Sizce var mı? Bir çok şey değişmedi mi, hatta evrime uğramadı mı? Aslında her ne kadar da değişmesini istemediğimiz pek çok şey varsa da bunu önlemenin yolu yoktur. Yani değişimin önüne geçemezsiniz…En vazgeçilmez olan şeyler bile değişir, değişime ayak uydurkmak zorunda kalır bir süre sonra…

Değişim hayatın karşı konulamaz kuralıdır çünkü... Toplumsal değişim de doğa kanunlarına benzer. Biz istesek de istemesek de içinde bulunduğumuz çevre, koşullar, ilişkilerimiz, konumumuz… değişir. Hayat bizi sürekli değişime zorlar…

İşte biz belki de o yüzden hep eski durumlar aklımıza geldikçe nostaljik duygulara kapılır eski günleri o yüzden özleriz belki de…

Hayatın eskiden daha çok tadının olduğunu bilir öyle var sayarız belki de doğrudur…

Çünkü hiçbir zaman bugün dün gibi değildir.
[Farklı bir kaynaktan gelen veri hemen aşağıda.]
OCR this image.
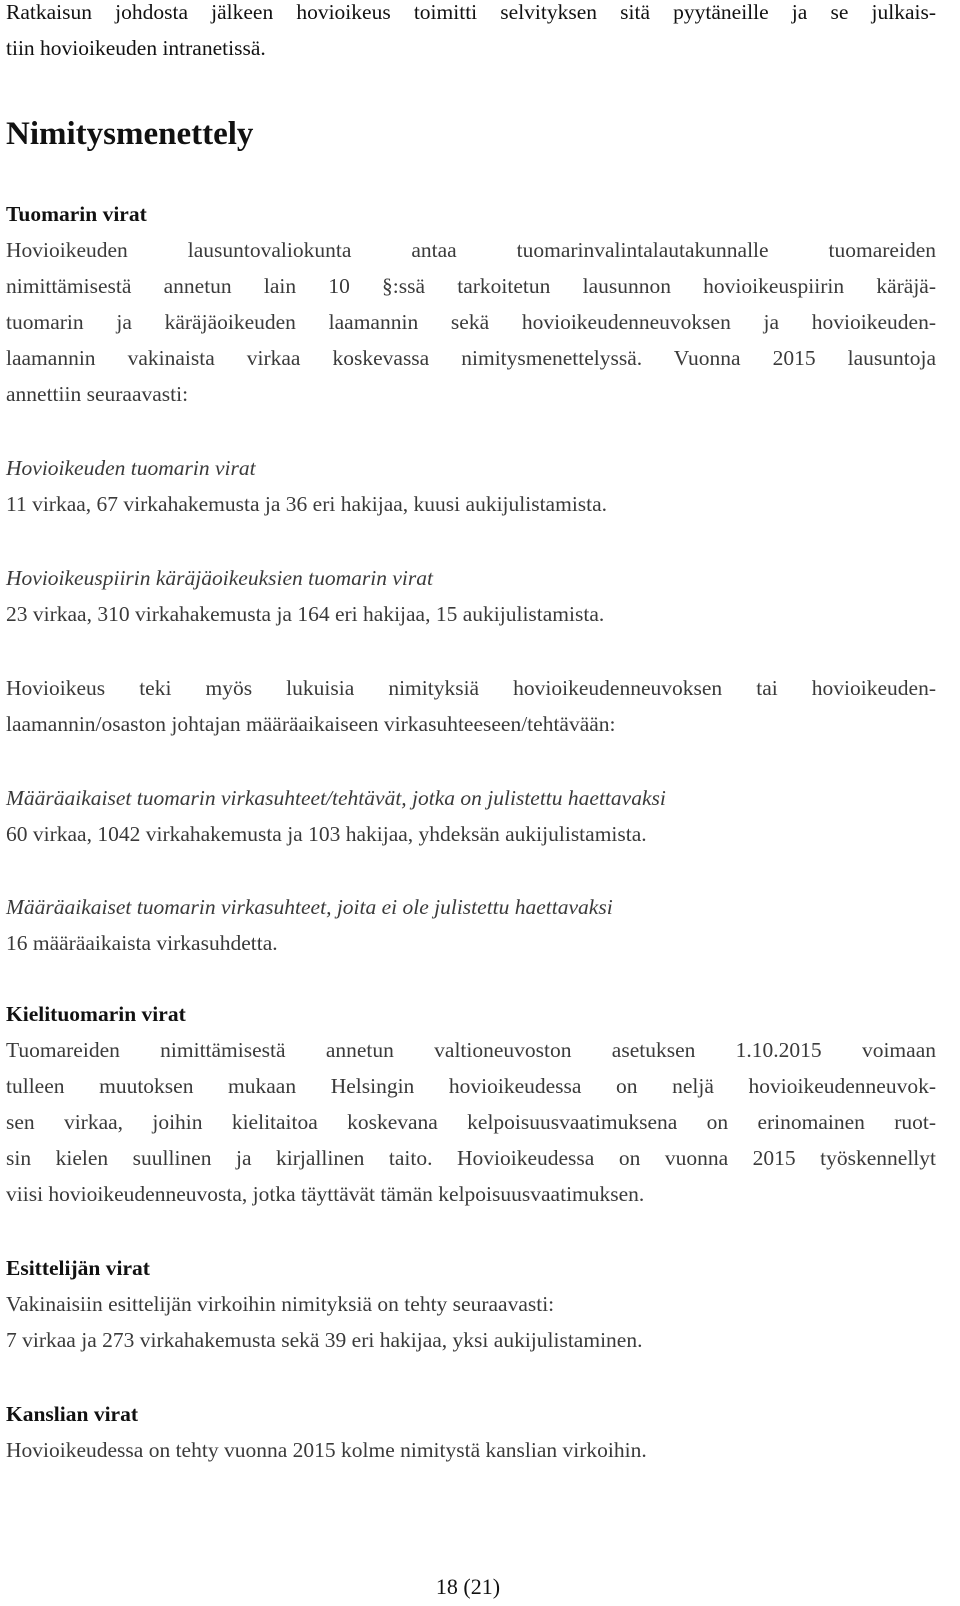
Ratkaisun johdosta jälkeen hovioikeus toimitti selvityksen sitä pyytäneille ja se julkais-

tiin hovioikeuden intranetissä.

Nimitysmenettely
Tuomarin virat

Hovioikeuden lausuntovaliokunta antaa tuomarinvalintalautakunnalle tuomareiden

nimittämisestä annetun lain 10 §:ssä tarkoitetun lausunnon hovioikeuspiirin käräjä-

tuomarin ja käräjäoikeuden laamannin sekä hovioikeudenneuvoksen ja hovioikeuden-

laamannin vakinaista virkaa koskevassa nimitysmenettelyssä. Vuonna 2015 lausuntoja

annettiin seuraavasti:

Hovioikeuden tuomarin virat

11 virkaa, 67 virkahakemusta ja 36 eri hakijaa, kuusi aukijulistamista.

Hovioikeuspiirin käräjäoikeuksien tuomarin virat

23 virkaa, 310 virkahakemusta ja 164 eri hakijaa, 15 aukijulistamista.

Hovioikeus teki myös lukuisia nimityksiä hovioikeudenneuvoksen tai hovioikeuden-

laamannin/osaston johtajan määräaikaiseen virkasuhteeseen/tehtävään:

Määräaikaiset tuomarin virkasuhteet/tehtävät, jotka on julistettu haettavaksi

60 virkaa, 1042 virkahakemusta ja 103 hakijaa, yhdeksän aukijulistamista.

Määräaikaiset tuomarin virkasuhteet, joita ei ole julistettu haettavaksi

16 määräaikaista virkasuhdetta.

Kielituomarin virat

Tuomareiden nimittämisestä annetun valtioneuvoston asetuksen 1.10.2015 voimaan

tulleen muutoksen mukaan Helsingin hovioikeudessa on neljä hovioikeudenneuvok-

sen virkaa, joihin kielitaitoa koskevana kelpoisuusvaatimuksena on erinomainen ruot-

sin kielen suullinen ja kirjallinen taito. Hovioikeudessa on vuonna 2015 työskennellyt

viisi hovioikeudenneuvosta, jotka täyttävät tämän kelpoisuusvaatimuksen.

Esittelijän virat

Vakinaisiin esittelijän virkoihin nimityksiä on tehty seuraavasti:

7 virkaa ja 273 virkahakemusta sekä 39 eri hakijaa, yksi aukijulistaminen.

Kanslian virat

Hovioikeudessa on tehty vuonna 2015 kolme nimitystä kanslian virkoihin.

18 (21)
Dün dünde kalmış ve artık eski günleriin yanına postalanmıştır…

Çünkü o gün, o an yaşanmış bir andır…

Sanki yediğimiz ekmeğin bile eski ekmekler kadar tadı yok…

Eskiden ekmeklerimiz  kara un dediğimiz özü tam buğday olan undan pişirilirdi ve odunla pişerdi çoğunlukla  belki lezzetini o yüzden daha çok hissederdik…
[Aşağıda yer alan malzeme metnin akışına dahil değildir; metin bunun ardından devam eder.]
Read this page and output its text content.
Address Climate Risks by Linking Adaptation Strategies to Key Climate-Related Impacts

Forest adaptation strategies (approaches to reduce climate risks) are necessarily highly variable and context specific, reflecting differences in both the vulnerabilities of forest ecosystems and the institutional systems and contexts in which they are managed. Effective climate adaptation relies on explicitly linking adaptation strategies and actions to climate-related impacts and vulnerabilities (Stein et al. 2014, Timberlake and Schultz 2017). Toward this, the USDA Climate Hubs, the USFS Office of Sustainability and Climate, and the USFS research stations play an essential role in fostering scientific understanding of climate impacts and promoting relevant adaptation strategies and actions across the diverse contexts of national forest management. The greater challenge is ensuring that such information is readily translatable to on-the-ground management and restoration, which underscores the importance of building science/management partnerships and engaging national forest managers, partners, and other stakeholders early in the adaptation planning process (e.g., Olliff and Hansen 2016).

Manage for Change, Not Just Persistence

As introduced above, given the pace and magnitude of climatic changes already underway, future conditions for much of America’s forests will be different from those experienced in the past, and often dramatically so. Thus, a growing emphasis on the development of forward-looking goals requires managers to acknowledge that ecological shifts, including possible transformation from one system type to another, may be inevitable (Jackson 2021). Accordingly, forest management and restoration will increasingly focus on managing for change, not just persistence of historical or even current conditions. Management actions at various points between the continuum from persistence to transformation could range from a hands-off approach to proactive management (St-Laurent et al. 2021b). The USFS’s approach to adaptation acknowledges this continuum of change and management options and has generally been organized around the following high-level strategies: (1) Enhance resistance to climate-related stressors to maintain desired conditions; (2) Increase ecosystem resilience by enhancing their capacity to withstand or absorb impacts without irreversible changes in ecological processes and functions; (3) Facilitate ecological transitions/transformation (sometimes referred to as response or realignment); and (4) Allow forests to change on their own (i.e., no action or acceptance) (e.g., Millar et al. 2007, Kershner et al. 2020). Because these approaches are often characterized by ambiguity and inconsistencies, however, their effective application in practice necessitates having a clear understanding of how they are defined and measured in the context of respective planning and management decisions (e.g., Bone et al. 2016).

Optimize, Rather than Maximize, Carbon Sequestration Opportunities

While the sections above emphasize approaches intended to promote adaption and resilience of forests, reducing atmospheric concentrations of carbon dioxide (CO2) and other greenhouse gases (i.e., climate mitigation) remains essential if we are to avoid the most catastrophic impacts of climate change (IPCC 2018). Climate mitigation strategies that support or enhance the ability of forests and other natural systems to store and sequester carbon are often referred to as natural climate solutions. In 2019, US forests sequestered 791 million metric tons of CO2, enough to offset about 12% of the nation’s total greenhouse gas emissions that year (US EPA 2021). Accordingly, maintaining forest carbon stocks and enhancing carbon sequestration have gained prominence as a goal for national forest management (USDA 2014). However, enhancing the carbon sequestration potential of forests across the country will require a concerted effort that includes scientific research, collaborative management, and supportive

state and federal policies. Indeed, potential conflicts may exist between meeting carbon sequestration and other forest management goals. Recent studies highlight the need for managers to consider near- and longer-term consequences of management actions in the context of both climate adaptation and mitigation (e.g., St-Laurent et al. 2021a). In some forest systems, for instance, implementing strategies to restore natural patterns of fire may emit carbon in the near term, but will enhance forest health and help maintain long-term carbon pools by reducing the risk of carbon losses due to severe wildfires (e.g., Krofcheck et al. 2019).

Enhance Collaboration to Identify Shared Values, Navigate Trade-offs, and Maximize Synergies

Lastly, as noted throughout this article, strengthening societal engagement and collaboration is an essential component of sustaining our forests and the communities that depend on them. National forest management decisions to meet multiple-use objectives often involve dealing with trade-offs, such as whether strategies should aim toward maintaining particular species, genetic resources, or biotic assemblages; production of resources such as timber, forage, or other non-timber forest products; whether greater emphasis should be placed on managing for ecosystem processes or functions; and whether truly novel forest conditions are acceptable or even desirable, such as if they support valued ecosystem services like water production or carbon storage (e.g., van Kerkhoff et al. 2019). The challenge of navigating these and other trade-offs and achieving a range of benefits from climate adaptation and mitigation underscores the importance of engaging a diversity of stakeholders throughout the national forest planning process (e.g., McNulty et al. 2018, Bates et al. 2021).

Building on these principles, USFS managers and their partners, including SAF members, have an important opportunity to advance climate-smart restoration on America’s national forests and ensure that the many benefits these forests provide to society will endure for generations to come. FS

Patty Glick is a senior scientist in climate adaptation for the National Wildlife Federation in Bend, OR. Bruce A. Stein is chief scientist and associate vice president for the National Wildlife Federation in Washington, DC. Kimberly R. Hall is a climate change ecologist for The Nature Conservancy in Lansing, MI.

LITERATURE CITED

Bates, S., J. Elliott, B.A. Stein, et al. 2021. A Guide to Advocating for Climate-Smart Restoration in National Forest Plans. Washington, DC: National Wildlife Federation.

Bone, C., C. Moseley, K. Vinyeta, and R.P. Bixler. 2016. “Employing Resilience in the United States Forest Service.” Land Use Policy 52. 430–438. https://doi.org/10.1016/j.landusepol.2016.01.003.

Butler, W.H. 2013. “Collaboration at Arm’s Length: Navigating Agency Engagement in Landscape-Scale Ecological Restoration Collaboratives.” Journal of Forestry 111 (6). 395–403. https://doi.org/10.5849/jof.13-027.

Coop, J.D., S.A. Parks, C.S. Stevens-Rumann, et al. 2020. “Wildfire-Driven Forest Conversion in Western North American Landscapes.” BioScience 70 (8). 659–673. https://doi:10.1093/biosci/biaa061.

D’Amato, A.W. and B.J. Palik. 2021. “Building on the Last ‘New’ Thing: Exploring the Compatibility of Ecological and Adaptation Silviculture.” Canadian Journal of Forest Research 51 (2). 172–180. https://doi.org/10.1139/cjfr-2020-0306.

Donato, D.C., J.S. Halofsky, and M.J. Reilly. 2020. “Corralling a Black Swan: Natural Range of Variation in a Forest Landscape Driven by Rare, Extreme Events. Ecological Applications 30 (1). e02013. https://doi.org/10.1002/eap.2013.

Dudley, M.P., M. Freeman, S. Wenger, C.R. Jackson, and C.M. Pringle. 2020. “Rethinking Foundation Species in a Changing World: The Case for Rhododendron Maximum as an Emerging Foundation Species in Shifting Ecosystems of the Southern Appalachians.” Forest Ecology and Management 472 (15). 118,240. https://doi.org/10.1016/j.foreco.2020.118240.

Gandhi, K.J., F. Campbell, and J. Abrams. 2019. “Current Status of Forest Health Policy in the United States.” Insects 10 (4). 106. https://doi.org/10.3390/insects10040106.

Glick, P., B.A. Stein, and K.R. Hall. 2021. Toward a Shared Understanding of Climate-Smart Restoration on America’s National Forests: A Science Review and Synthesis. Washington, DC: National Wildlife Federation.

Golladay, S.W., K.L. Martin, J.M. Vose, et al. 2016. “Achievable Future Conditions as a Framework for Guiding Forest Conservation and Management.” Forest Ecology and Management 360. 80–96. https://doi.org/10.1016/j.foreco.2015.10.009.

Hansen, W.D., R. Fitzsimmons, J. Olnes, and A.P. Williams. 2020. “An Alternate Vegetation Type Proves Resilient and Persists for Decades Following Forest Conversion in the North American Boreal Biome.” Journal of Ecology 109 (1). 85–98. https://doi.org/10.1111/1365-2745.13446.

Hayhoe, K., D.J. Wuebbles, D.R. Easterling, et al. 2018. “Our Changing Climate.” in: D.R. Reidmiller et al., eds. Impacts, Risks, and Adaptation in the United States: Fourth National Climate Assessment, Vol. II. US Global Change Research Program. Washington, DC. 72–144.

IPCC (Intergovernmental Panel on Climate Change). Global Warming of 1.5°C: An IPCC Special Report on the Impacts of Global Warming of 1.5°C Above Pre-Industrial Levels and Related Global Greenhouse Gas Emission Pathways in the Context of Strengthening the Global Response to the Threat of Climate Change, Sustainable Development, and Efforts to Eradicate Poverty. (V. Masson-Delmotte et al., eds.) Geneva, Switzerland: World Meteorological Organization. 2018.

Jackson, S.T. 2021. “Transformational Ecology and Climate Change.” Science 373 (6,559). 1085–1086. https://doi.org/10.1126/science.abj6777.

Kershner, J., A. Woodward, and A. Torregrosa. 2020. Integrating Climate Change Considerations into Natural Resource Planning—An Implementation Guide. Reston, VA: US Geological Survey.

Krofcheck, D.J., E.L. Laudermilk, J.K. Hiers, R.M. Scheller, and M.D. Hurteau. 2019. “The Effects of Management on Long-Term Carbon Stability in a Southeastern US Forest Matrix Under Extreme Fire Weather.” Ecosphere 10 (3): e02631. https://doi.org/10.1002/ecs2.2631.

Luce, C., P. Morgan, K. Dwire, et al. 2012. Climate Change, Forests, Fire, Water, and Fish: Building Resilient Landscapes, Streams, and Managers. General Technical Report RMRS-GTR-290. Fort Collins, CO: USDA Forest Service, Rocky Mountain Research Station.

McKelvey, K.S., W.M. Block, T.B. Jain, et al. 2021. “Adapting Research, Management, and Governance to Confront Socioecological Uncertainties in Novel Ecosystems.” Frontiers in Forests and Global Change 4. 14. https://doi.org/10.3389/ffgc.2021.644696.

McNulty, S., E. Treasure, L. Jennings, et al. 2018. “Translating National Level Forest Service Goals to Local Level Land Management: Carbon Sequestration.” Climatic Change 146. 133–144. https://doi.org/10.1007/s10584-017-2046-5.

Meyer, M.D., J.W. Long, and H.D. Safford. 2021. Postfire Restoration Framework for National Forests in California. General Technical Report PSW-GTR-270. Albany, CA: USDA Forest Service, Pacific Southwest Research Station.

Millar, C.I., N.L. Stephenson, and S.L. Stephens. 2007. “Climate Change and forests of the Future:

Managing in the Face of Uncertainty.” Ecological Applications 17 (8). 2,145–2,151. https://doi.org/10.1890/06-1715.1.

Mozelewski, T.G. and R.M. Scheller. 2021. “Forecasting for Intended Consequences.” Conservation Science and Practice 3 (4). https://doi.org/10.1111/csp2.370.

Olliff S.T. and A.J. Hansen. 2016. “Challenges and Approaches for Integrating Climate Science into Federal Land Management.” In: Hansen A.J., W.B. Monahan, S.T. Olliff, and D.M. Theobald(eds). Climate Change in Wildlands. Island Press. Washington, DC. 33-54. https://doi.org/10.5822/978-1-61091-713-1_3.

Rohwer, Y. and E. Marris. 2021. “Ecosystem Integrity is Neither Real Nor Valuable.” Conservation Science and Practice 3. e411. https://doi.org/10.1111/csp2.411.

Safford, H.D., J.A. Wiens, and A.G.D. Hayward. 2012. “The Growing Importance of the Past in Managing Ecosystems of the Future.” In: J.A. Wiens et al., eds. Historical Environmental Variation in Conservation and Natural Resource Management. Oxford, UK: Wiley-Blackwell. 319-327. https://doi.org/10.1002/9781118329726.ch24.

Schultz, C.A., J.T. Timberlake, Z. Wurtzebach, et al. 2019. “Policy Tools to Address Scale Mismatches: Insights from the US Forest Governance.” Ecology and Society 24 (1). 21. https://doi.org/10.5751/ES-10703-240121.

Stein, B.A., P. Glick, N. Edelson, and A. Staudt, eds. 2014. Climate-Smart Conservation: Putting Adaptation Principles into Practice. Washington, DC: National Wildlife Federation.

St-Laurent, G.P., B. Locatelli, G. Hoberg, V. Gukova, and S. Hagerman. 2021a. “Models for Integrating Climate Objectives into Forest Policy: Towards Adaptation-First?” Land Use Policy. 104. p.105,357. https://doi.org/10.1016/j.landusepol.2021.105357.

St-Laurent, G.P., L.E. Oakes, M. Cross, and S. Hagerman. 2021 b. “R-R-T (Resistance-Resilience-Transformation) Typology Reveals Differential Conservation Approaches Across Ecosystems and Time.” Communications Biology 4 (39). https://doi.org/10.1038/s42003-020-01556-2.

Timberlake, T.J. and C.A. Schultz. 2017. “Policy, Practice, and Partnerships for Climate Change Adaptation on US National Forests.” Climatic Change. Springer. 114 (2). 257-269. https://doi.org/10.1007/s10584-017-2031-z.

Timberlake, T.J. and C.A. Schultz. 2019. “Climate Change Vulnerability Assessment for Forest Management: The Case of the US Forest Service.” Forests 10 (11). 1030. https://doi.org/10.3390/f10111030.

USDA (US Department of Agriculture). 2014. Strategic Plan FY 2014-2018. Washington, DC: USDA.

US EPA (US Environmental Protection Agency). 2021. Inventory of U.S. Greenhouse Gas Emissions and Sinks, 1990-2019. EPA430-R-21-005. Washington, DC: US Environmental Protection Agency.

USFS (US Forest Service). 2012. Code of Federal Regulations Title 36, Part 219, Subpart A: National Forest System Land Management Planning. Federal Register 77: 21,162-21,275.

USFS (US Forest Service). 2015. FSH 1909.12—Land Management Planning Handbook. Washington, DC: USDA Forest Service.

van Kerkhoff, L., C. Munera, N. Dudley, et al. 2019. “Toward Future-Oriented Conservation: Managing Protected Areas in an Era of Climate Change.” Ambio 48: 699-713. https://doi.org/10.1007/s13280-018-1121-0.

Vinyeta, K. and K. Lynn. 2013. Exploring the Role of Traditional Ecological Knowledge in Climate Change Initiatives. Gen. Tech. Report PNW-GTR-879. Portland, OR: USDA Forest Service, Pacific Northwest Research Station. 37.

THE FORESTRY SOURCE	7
Çocukluk günlerimizi daha çok özleriz…Zira o günleri artık hiç bir şey geri getiremez…

Çocukluk ve gençlik yılları…

Artık derin bir sis içinde kalmış ve ulaşılmazdır…

Gidin çocukluğunuzun geçtiği , gençliğinizin geçtiği yerleri bir daha bir daha gezin…

Bakalım ne bulabileceksiniz?

O günlerden işaret bile kalmamış…

Sadece derin bir hüzün ve derin bir sessizlik o kadar…

Çevrenizden geçenler bile tanıdık değil çoğu artık…

Hayatın tadı var mı?

Bu biraz da günümüz koşullarına, dünyanın gidişatına bağlı bir şeydir…

Yaşadığınız anı yaşamak önemli…

 Bir dakika öncesi artık tarih olmuş, bir dakika sonranız yakın gelecektir…O anı yaşamanız önemli…

***

Beygirler bile  yiyecek arayışında...

Eskiden atlar bile mutlu idi nüfusu az olan Gebze’de…1978 yılında adım attığımız Gebze’nin insanları daha bir mutluydu daha bir huzurluydu…

Bütün gün yük çeken atlar akşam olunca özgür olur geniş çayırlarda özgürce koşup otlarlardı…Aksesapağı arkasında Gaziler yamaçlarında Roman atları özgürce hayatını yaşardı… Bayırları sisli, çayırları bereketli, insanları mutlu idi Gebze'nin...Şimdi otlayacak mera kalmadı... Sisli bayırların yerlerini dumanlı , zehir kusan fabrikalar aldı... O eski atlar da yok artık. O eski insanları sırtlarına alıp gittiler buralardan...

Şimdi öyle mi?

Orman arasında Sanayi, Lojistik depo merkezleri, fabrikalar arasında yiyecek arayan atlar diyarı olduk...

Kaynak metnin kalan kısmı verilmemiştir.